Controvérsias a parte, a resolução está em plena vigência, e ao menos na esfera ética, o CFO garante que o dentista está coberto, ainda que a resolução entre em conflito com o próprio código de ética e à Lei 5082/66, que regulamenta o exercício da odontologia no Brasil. Há muita discussão sobre a validade jurídica desta alteração, por conta da forma com que foi implementada e da hierarquia entre as leis. Para os que quiserem se aprofundar, deixarei uma lista com textos e artigos para leitura no final do texto, pois aqui focarei mais em reflexões práticas.
O ponto principal que deve ser compreendido, é que Cirurgiões-dentistas não estão subordinados apenas ao código de ética odontológica, e uma resolução do CFO não tem poder para alterar leis de outras esferas, como o código do consumidor ou o código civil, por exemplo. Desta forma, a “modernização” do código de ética pode gerar insegurança jurídica aos profissionais.
Então, o que NÃO mudou com a resolução 196/2019?
Como já mencionado, a permissão do CFO via resolução deixa o profissional coberto na área ética, desde que sua publicidade não fira outros artigos do CEO e resoluções afins, mas observem o que dizem estes artigos da Lei 8078/1990, conhecida como o Código de Defesa do Consumidor.
Art. 30. Toda informação ou publicidade, suficientemente precisa, veiculada por qualquer forma ou meio de comunicação com relação a produtos e serviços oferecidos ou apresentados, obriga o fornecedor que a fizer veicular ou dela se utilizar e integra o contrato que vier a ser celebrado.
Art. 31. A oferta e apresentação de produtos ou serviços devem assegurar informações corretas, claras, precisas, ostensivas e em língua portuguesa sobre suas características, qualidades, quantidade, composição, preço, garantia, prazos de validade e origem, entre outros dados, bem como sobre os riscos que apresentam à saúde e segurança dos consumidores.

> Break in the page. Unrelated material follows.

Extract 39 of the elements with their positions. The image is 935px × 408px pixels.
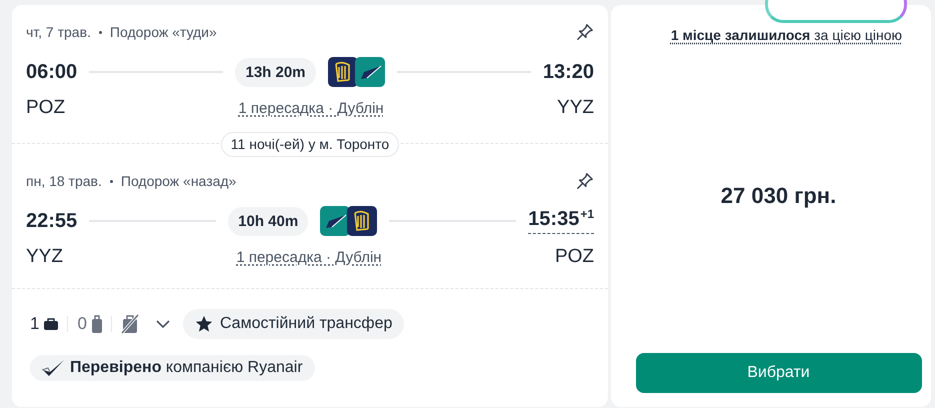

Ou seja, segundo o art. 30 do CDC, a publicidade que um clínico fez sobre um clareamento dentário, por exemplo, passará a integrar o contrato celebrado pelo paciente que realizar este serviço com este profissional, isto inclui as imagens de “Antes e Depois” contidas na publicidade. Afinal, as expectativas criadas pelo paciente sobre o resultado final de um tratamento, especialmente um estético, serão fruto desta publicidade, e se estas expectativas não forem atingidas o paciente poderá acionar judicialmente o cirurgião-dentista por falha na prestação de serviços.
“Mas minha publicidade era regular!”
“Não houve falha, o procedimento foi bem-sucedido!”
Um resultado aquém do esperado de um tratamento, o insucesso, ou até uma falha técnica do profissional não configuram por si só falha ética, ou motivo pra demanda judicial. Quando um paciente processa um cirurgião-dentista, isto é resultado final da deterioração da relação entre os dois, e pode ocorrer mesmo após um tratamento tecnicamente correto.
Esta relação é construída desde o primeiro contato do paciente com o cirurgião-dentista, que muitas vezes ocorre por meio da publicidade. Um paciente que é esclarecido pelo profissional, é informado sobre os detalhes do tratamento, incluindo possíveis riscos e intercorrências (e a conduta a ser tomada caso elas ocorram), entenderá a atividade do dentista como um meio para se alcançar o melhor resultado possível. Por outro lado, um paciente angariado por uma publicidade agressiva ou apelativa, e mal informado sobre os detalhes do procedimento, poderá exigir um resultado objetivo específico.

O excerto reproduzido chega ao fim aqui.